Open Insulin gets lots of unsolicited donations and messages from diabetics and their family members. “I hear from these people how important it is that someone is working on this. In a way, it’s satisfying, but it’s sad at the same time,” Di Franco said. “People who don’t have a lot of money are really feeling the pressure or their family members are suffering from this lack of access to the medicine that they need.”
The project still has a long way to go before the group can achieve its goal of helping diabetics, especially ones without insurance or those living in places with limited access to insulin. Once the group is able to produce insulin, it’ll need to make sure other groups can replicate the results—the group is already in talks with similar projects in Belgium and India.
“Collaboration, creativity, and flexibility are among the few advantages we have. We need to leverage this as much as we can in order to get a great outcome out of Open Insulin,” wrote Winnie Poncelet, who helps leads the Belgian Open Insulin project, in an email. “Moreover, our reason for joining to help the Open Insulin group in Oakland is that it makes much more sense to support someone else’s project if it is in line with what you want to achieve, than to start a new one.”
After that, the groups will weave their way through the U.S. Food and Drug Administration’s labyrinthine regulations, and then, finally, will have to find a company to manufacture the insulin. Yet, even with the long process ahead of them, Di Franco is excited about the headway they’ve made. “What really surprised me was how easy it was to actually make progress once we got determined to do it,” he said. People would volunteer, then drop out once they got a job, he added, but “there always seems to be the right person showing up at the right time to get us through what was tripping us up and get us to the next step.”
The group has several people with Ph.D.s and master’s degrees in related fields who help lead the project, but many, like Di Franco, don’t have any formal biology training. Several members come from local community colleges. “They’re still learning, and they’re using this to learn,” said Di Franco. “People are learning alongside the experts in our group.”
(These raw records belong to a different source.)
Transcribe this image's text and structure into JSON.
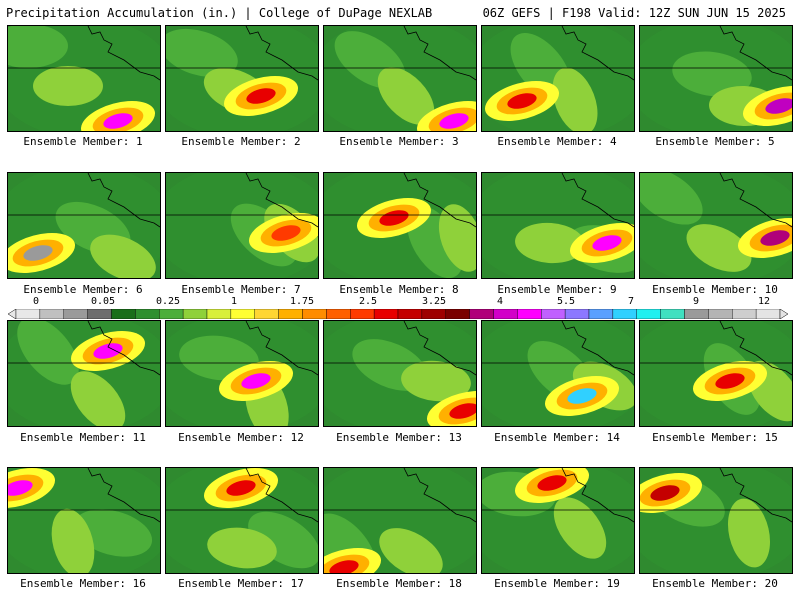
{
  "header": {
    "left_title": "Precipitation Accumulation (in.) | College of DuPage NEXLAB",
    "right_title": "06Z GEFS | F198 Valid: 12Z SUN JUN 15 2025"
  },
  "colorbar": {
    "labels": [
      "0",
      "0.05",
      "0.25",
      "1",
      "1.75",
      "2.5",
      "3.25",
      "4",
      "5.5",
      "7",
      "9",
      "12"
    ],
    "colors": [
      "#e8e8e8",
      "#c0c0c0",
      "#9a9a9a",
      "#6d6d6d",
      "#1a6e1a",
      "#2f8f2f",
      "#4cae3a",
      "#8fd13a",
      "#d8ef3a",
      "#ffff33",
      "#ffd633",
      "#ffb000",
      "#ff8c00",
      "#ff6000",
      "#ff3a00",
      "#e80000",
      "#c40000",
      "#9e0000",
      "#7a0000",
      "#b0007a",
      "#d200c8",
      "#ff00ff",
      "#c060ff",
      "#8c78ff",
      "#5aa0ff",
      "#30d0ff",
      "#20f0f0",
      "#40e0c0",
      "#9a9a9a",
      "#b4b4b4",
      "#cecece",
      "#e4e4e4"
    ]
  },
  "members": [
    {
      "label": "Ensemble Member: 1"
    },
    {
      "label": "Ensemble Member: 2"
    },
    {
      "label": "Ensemble Member: 3"
    },
    {
      "label": "Ensemble Member: 4"
    },
    {
      "label": "Ensemble Member: 5"
    },
    {
      "label": "Ensemble Member: 6"
    },
    {
      "label": "Ensemble Member: 7"
    },
    {
      "label": "Ensemble Member: 8"
    },
    {
      "label": "Ensemble Member: 9"
    },
    {
      "label": "Ensemble Member: 10"
    },
    {
      "label": "Ensemble Member: 11"
    },
    {
      "label": "Ensemble Member: 12"
    },
    {
      "label": "Ensemble Member: 13"
    },
    {
      "label": "Ensemble Member: 14"
    },
    {
      "label": "Ensemble Member: 15"
    },
    {
      "label": "Ensemble Member: 16"
    },
    {
      "label": "Ensemble Member: 17"
    },
    {
      "label": "Ensemble Member: 18"
    },
    {
      "label": "Ensemble Member: 19"
    },
    {
      "label": "Ensemble Member: 20"
    }
  ]
}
The mix of talent from local universities, plus the large number of biotech companies and labs in the Bay Area—which have sold them equipment cheaper than they’d normally get—has led to the group’s success, said Di Franco. “There [are] a lot of people around here that recognize that there [are] more important things in life that they want to be involved in, [and are] pursuing goals that are actually important. That, I think, is the main thing that makes the Bay Area and Oakland in particular, a really good place to work on this,” he said. “I can’t really think of anywhere in the country that it would be better to try to do this, if not the world.”